Performing and Describing Transformations

Scheme of work: GCSE Higher: Year 9: Term 5: Performing and Describing Transformations

Use conventional terms and notations: points, lines, vertices, edges, planes, parallel lines, perpendicular lines, right angles, polygons, regular polygons and polygons with reflection and/or rotation symmetries;
Identify an order of rotational and reflective symmetry for two dimensional shapes
Use the standard conventions for labelling and referring to the sides and angles of triangles; draw diagrams from written description
Recognise linear functions in the form y = ± a and x = ± a

Identify, describe and construct congruent and similar shapes, including on coordinate axes, by considering rotation, reflection, translation and enlargement (including fractional and negative scale factors)

An object is transformed to create an image.
Rotation, Translation and Reflections involve congruent objects and images whereas enlargement leads to the object being similar to the image.
Translation vectors are used to describe movements along Cartesian axes.
When reflecting objects the image is always the same distance from the line of reflection as the object.
Rotations and enlargements are constructed from a centre.
A negative scale factor transforms the object through the centre.

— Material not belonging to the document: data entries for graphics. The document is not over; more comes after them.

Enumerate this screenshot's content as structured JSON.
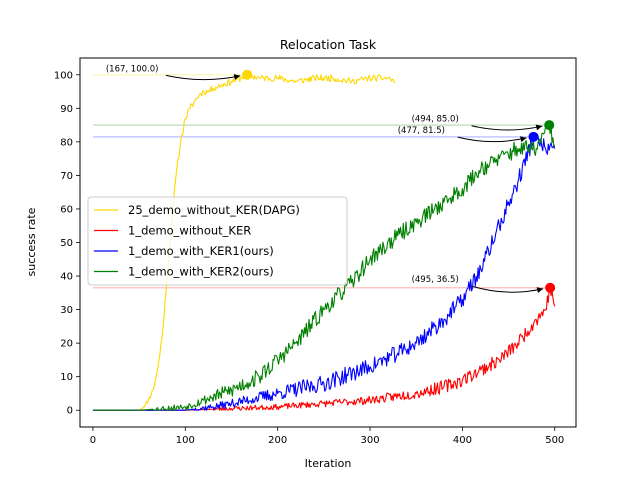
{
  "chart_data": {
    "type": "line",
    "title": "Relocation Task",
    "xlabel": "Iteration",
    "ylabel": "success rate",
    "xlim": [
      -14,
      523
    ],
    "ylim": [
      -5,
      105
    ],
    "xticks": [
      0,
      100,
      200,
      300,
      400,
      500
    ],
    "yticks": [
      0,
      10,
      20,
      30,
      40,
      50,
      60,
      70,
      80,
      90,
      100
    ],
    "grid": false,
    "legend_position": "center-left",
    "series": [
      {
        "name": "25_demo_without_KER(DAPG)",
        "color": "#ffd700",
        "x": [
          0,
          20,
          40,
          50,
          55,
          60,
          65,
          70,
          75,
          80,
          85,
          90,
          95,
          100,
          105,
          110,
          115,
          120,
          125,
          130,
          140,
          150,
          160,
          167,
          180,
          200,
          220,
          240,
          260,
          280,
          300,
          320,
          327
        ],
        "y": [
          0,
          0,
          0,
          0,
          1,
          3,
          6,
          12,
          22,
          38,
          55,
          70,
          80,
          87,
          90,
          92,
          94,
          95,
          95,
          96,
          97,
          98,
          99,
          100,
          99,
          99,
          98,
          99,
          99,
          98,
          99,
          99,
          98
        ],
        "noise": 1.0,
        "seed": 11
      },
      {
        "name": "1_demo_without_KER",
        "color": "#ff0000",
        "x": [
          0,
          50,
          100,
          150,
          200,
          250,
          300,
          350,
          380,
          400,
          420,
          440,
          460,
          480,
          490,
          495,
          500
        ],
        "y": [
          0,
          0,
          0,
          0.5,
          1,
          2,
          3,
          5,
          7,
          9,
          12,
          15,
          20,
          27,
          30,
          36.5,
          31
        ],
        "noise": 2.0,
        "seed": 23
      },
      {
        "name": "1_demo_with_KER1(ours)",
        "color": "#0000ff",
        "x": [
          0,
          50,
          100,
          130,
          150,
          200,
          250,
          300,
          330,
          350,
          380,
          400,
          420,
          440,
          460,
          477,
          490,
          500
        ],
        "y": [
          0,
          0,
          0,
          1,
          2,
          5,
          8,
          13,
          17,
          20,
          27,
          33,
          42,
          55,
          68,
          81.5,
          78,
          78
        ],
        "noise": 2.5,
        "seed": 37
      },
      {
        "name": "1_demo_with_KER2(ours)",
        "color": "#008000",
        "x": [
          0,
          50,
          100,
          120,
          150,
          180,
          200,
          220,
          250,
          280,
          300,
          330,
          350,
          380,
          400,
          420,
          440,
          460,
          480,
          494,
          500
        ],
        "y": [
          0,
          0,
          1,
          3,
          6,
          10,
          15,
          20,
          30,
          38,
          45,
          52,
          56,
          62,
          66,
          72,
          75,
          78,
          78,
          85,
          79
        ],
        "noise": 2.5,
        "seed": 53
      }
    ],
    "annotations": [
      {
        "label": "(167, 100.0)",
        "x": 167,
        "y": 100.0,
        "color": "#ffd700",
        "text_at": [
          14,
          101
        ]
      },
      {
        "label": "(494, 85.0)",
        "x": 494,
        "y": 85.0,
        "color": "#008000",
        "text_at": [
          345,
          86
        ]
      },
      {
        "label": "(477, 81.5)",
        "x": 477,
        "y": 81.5,
        "color": "#0000ff",
        "text_at": [
          330,
          82.6
        ]
      },
      {
        "label": "(495, 36.5)",
        "x": 495,
        "y": 36.5,
        "color": "#ff0000",
        "text_at": [
          345,
          38.2
        ]
      }
    ]
  }
}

Translation vectors can incorrectly be written using the name notation as coordinate pairs.
Translations, Rotations, Enlargement and Reflections all come under the umbrella term of transformation. Students often confuse the term translation for transformation.
Students often have more difficulty describing single transformations rather than performing them.
Enlargements can involve making a shape smaller as well as bigger. Fractional scale factors between 0 and 1, not negative, decrease the size.